Figure 3 shows that, as house prices decline and current loan-to-value ratios rise, the default rate also rises significantly, at least through most of their range of variation. Second, with the exception of the very high loan-to-value mortgages from 2006, default rates rise steadily even as loan-to-value ratios exceed 100%. This is consistent with the notion that falling house prices trigger default only when they drop by more than the amount that wipes out the book value of equity. On average, borrowers wait for prices to decline further before deciding to default.
Default rates actually fall somewhat for very high loan-to-value mortgages. This could be because most borrowers face only moderate default costs and, if they plan to default at all, they do so before loan to value climbs too high. Borrowers who do not default even as loan to value continues to rise may be different from typical borrowers in that they perceive that their default costs are very high.

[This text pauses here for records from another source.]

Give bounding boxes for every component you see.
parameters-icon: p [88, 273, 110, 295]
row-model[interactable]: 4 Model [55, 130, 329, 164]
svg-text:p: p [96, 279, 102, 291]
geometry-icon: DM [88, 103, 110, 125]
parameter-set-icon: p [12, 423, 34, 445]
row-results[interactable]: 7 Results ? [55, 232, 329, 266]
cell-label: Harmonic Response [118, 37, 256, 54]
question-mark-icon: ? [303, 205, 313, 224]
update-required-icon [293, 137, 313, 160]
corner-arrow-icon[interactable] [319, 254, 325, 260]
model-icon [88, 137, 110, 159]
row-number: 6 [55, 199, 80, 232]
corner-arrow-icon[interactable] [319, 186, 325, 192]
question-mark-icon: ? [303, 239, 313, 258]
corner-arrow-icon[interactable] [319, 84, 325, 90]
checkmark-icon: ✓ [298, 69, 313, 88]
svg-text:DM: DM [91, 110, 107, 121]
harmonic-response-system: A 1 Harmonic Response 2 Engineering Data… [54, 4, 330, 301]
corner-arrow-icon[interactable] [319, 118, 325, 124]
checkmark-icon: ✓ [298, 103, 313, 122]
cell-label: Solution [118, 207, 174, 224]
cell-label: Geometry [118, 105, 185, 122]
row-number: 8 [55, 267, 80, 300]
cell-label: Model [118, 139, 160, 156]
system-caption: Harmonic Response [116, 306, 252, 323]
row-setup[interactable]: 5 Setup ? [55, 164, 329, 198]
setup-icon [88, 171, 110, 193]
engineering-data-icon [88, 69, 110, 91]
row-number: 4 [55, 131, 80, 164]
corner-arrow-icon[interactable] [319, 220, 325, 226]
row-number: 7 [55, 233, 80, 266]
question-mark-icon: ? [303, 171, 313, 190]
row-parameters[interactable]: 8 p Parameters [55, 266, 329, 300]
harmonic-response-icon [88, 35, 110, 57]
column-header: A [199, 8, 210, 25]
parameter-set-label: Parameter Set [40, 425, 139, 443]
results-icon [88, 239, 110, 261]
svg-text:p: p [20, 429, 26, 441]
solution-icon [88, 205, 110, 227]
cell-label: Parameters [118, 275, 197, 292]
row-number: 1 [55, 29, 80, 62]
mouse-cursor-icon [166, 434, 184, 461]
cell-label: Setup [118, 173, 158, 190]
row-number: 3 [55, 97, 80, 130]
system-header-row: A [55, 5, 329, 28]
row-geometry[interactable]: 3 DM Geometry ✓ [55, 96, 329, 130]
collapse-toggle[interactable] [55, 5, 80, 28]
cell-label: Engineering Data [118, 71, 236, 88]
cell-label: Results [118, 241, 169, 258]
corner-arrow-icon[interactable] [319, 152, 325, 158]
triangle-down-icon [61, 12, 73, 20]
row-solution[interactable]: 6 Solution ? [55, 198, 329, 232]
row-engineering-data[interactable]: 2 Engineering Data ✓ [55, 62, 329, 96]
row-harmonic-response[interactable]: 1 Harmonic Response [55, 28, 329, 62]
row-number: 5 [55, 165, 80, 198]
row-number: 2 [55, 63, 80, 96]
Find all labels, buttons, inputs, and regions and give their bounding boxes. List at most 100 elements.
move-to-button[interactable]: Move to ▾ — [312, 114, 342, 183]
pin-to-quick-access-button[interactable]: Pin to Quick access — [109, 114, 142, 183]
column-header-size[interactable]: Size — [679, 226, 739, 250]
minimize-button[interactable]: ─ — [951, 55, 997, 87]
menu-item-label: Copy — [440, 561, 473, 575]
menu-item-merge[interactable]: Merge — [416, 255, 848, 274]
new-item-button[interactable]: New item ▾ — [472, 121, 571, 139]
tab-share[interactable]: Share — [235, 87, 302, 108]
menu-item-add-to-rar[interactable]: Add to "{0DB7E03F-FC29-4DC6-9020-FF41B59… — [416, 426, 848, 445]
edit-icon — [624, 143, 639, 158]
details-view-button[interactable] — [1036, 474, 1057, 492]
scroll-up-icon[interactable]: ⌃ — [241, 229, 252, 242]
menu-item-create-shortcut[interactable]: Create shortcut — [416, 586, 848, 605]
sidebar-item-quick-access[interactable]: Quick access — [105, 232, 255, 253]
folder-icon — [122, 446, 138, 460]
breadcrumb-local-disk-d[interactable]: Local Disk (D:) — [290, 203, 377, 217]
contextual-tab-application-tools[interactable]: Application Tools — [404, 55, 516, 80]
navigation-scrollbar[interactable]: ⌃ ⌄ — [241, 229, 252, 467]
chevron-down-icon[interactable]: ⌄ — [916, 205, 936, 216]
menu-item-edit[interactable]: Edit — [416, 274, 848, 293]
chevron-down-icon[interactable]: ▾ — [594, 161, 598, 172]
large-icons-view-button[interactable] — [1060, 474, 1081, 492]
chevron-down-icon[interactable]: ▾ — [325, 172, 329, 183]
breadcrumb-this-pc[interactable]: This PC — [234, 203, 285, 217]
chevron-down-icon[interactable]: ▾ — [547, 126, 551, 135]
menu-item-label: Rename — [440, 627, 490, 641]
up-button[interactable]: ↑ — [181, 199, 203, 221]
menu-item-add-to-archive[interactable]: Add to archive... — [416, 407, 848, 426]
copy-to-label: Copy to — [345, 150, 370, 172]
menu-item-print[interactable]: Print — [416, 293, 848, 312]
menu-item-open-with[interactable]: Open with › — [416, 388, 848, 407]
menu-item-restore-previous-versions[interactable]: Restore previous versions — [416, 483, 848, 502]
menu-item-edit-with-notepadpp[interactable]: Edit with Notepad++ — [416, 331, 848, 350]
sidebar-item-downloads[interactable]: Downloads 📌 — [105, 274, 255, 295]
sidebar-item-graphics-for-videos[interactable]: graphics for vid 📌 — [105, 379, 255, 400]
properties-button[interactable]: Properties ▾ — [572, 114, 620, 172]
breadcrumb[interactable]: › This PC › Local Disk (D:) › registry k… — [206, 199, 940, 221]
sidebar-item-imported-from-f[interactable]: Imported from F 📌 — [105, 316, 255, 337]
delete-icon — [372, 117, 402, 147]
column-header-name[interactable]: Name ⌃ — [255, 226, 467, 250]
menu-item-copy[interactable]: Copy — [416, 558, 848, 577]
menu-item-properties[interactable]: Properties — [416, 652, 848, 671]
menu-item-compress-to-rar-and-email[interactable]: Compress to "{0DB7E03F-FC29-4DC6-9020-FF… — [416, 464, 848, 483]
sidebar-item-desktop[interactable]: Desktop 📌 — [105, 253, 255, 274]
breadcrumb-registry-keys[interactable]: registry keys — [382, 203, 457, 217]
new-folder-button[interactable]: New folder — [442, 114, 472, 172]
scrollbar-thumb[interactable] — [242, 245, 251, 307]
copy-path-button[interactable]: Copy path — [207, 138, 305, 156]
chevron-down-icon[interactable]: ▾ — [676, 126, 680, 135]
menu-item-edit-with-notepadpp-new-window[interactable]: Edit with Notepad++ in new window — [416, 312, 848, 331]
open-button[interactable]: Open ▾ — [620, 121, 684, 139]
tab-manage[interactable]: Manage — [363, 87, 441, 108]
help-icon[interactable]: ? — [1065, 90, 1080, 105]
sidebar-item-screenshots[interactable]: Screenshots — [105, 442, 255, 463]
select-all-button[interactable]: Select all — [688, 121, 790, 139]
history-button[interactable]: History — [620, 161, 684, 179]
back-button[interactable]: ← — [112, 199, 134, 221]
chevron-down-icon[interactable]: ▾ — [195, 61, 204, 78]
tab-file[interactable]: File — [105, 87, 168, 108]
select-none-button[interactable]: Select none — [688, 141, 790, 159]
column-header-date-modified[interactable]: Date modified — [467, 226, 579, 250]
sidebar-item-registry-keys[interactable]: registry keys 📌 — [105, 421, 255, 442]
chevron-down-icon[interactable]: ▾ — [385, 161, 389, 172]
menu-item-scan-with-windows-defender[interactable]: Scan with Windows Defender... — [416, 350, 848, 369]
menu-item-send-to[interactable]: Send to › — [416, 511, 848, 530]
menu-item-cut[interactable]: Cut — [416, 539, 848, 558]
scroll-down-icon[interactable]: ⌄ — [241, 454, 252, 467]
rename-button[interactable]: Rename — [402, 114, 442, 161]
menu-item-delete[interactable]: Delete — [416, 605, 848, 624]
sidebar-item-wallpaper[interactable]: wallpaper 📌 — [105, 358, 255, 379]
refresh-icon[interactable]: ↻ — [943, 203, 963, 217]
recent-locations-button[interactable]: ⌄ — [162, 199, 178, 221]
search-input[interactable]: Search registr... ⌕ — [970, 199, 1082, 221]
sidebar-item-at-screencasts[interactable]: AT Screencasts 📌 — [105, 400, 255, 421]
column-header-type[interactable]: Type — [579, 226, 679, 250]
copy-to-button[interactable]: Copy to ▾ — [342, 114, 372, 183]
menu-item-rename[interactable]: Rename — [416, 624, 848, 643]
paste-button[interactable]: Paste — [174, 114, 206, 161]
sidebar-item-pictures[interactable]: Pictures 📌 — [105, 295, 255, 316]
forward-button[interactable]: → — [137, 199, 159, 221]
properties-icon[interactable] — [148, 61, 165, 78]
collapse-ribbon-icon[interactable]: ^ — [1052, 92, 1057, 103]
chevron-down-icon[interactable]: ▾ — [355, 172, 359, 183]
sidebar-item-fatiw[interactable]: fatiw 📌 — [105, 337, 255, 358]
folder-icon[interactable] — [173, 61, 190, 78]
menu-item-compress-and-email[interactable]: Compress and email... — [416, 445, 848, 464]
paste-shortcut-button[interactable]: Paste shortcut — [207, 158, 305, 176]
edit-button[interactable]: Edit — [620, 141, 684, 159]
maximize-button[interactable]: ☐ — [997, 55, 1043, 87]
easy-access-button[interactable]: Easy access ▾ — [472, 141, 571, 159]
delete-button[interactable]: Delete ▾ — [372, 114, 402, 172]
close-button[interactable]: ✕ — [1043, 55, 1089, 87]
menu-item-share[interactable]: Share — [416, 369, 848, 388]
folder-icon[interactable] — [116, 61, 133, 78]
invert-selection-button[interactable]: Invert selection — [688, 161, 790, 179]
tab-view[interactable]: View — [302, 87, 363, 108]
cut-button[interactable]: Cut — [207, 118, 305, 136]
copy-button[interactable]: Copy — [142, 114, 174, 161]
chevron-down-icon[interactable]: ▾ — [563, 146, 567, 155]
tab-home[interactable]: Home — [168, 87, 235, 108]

The figure also makes clear that house price changes alone are not the sole predictor of default. A literal interpretation of the default models described here would hold that all borrowers should strategically default when the value of a house drops below a borrower’s default point. Above this point, no borrower should default. Yet Figure 3 shows positive, though admittedly small, default rates for low loan-to-value loans. The highest default rate is just over 20%, which is for underwater mortgages originated in 2006.
In this Economic Letter, we describe the economic theory detailing how changes in house prices lead to changes in the probability of default. With about 20% of residential property owners underwater on their mortgages, understanding this relationship is vital. One of the key lessons from this area of research is that analysts must be careful in calculating the precise default point on mortgages. We should not expect a discrete jump in default rates once house prices fall to the threshold at which home value equals the remaining book balance on the mortgage. The rational default point depends on a borrower’s expectations regarding future house price changes and perceived default costs. Barring life events, borrowers are likely to stay in their houses until they are well beyond the book value underwater mark. Actual default data confirm many of these ideas. However, more work is needed on this subject. Many borrowers default when they seemingly have no rational incentive to do so, while other borrowers stay current on loans that appear to be irretrievably underwater.
Krainer, John, Stephen LeRoy, and Munpyung O. 2009. “Mortgage Valuation and Mortgage Default.” FRBSF working paper 2009-20.
Merton, Robert. 1974. “On the Pricing of Corporate Debt: The Risk Structure of Interest Rates.” The Journal of Finance 29(2), pp. 449–470.
Thaler, Richard. 2010. “Underwater, But Will They Leave the Pool?” New York Times, January 23.